Сегодня перечитал то, что написал вчера, и вижу – краски сгущены. Просто перед приездом мамы я смотрю, сколько сделал с ее прошлого визита, и сразу впадаю в мрак, оттого и качу на нее бочку. Мамины посещения – единственное, что в Рузе делит, членит мою жизнь; когда я один, она идет себе и идет, а тут, дожидаясь ее, я волей-неволей подвожу итоги. К сожалению, они такие, что лучше их не подводить. Пока у меня получается, что чтобы восстановить отца, мне не хватит не только остатка собственной жизни, но даже, живи я как праотцы, под тысячу лет, и тогда вряд ли бы успел. В общем, Анечка, перед маминым приездом я не слишком весел. К счастью, когда я не в избе, а рядом с отцом, эти страхи отступают. Сидя на скамейке, в ограде я все время что-то вспоминаю, пускай по кусочкам, но вспоминаю, отец будто сам помогает восстановить то одно, то другое. Иногда нам удаются совсем хорошие разговоры – без нервов, без надрыва. Мне естественно ему рассказывать, что со мной делается, я рассказываю про тебя, про Машку, про маму. Мне кажется, он ценит и благодарен за новости о друзьях, тех, кто еще жив, и об их детях, как видишь, говорим мы почти на равных.
Вчера, например, почти до вечера беседовали о его недавнем поминальном дне рождения. Среди прочих приходил и старый отцовский друг Александр Петрович Грубер. В нашем доме он был тогда последний раз, неделю назад его не стало. Не знаю, помнишь ли ты Грубера. Он всю жизнь занимался театром, писал статьи, потом книги, но главное, он фанатично театр любил. В двадцатые – тридцатые годы в Москве и Питере просмотрел, причем не единожды, все мало-мальски интересное. Обычно он жестко ходил на премьеру и на девятый прогон. Считается, что примерно к этому времени актеры уже по-настоящему сыгрались, а с другой стороны, им еще ничего не приелось. Как правило, девятый спектакль – лучший. И вот Грубер помнил и первый состав, и второй, и кто как играл, что получилось, а что нет.

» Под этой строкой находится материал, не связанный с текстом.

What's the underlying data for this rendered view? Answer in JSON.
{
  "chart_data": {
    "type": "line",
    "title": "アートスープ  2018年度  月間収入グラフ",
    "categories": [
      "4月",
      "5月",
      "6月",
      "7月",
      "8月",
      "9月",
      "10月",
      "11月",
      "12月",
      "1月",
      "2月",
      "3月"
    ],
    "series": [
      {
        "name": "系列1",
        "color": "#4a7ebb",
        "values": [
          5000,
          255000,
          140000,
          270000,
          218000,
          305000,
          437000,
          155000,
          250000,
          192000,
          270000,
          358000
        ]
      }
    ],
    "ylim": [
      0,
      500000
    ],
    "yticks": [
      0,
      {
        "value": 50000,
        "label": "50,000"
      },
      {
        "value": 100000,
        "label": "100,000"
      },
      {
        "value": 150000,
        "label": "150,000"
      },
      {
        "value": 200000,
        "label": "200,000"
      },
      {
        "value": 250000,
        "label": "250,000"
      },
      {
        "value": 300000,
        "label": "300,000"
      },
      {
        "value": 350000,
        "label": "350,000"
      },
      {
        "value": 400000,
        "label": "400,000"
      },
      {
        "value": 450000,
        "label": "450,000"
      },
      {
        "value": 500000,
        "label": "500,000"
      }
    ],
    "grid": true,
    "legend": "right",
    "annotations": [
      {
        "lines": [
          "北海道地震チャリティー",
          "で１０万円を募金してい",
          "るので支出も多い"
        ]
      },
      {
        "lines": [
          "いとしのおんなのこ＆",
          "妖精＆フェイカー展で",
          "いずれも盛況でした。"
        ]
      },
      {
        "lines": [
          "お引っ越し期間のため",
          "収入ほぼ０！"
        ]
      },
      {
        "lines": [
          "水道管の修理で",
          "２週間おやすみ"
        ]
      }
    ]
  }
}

Даже помнил, кого на чье место ввели. Рассказывал он о театре здорово, и я вдруг подумал, что вот Грубера не станет, и сразу же вместе с ним умрут сотни актеров со всеми своими ролями и сотни постановок с их режиссерскими находками, декорациями, светом, потому что он последний из живых, кто это видел и помнит. Так, по отдельности кое-что, конечно, останется, в архивах, в запасниках, но как часть спектакля, для которого единственно и делалось, уже никогда жить не будет. Меня тогда поразило, сколько людей от него зависит, сколько человек, наверное, сейчас молятся, чтобы он не умирал, жил, и вот, как сейчас нам, рассказывал.
Кстати, еще когда отец был жив, врачи в один голос говорили, что Грубер протянет год-два, не больше, у него и почки при последнем издыхании, и диабет сильнейший, а он прожил еще почти десять лет, и я уверен, молитвами тех, кого он помнил. Я рассказывал отцу про Грубера, и тут подумал, насколько непохоже живут разные искусства. Театр – бурно, и, несмотря на лицедейство, на редкость искренно. По-видимому, это вообще самое благодарное из искусств. Нигде актер, да и режиссер тоже, не получают так много и так сразу. Сравни зазор между автором книги и тем, кто его читает, как долго здесь идет обратная волна, и какой ослабленной доходит. А в театре – все рядом, часто границы просто нет. Но зато спектакль живет недолго, книга, конечно, вещь куда более долгоиграющая.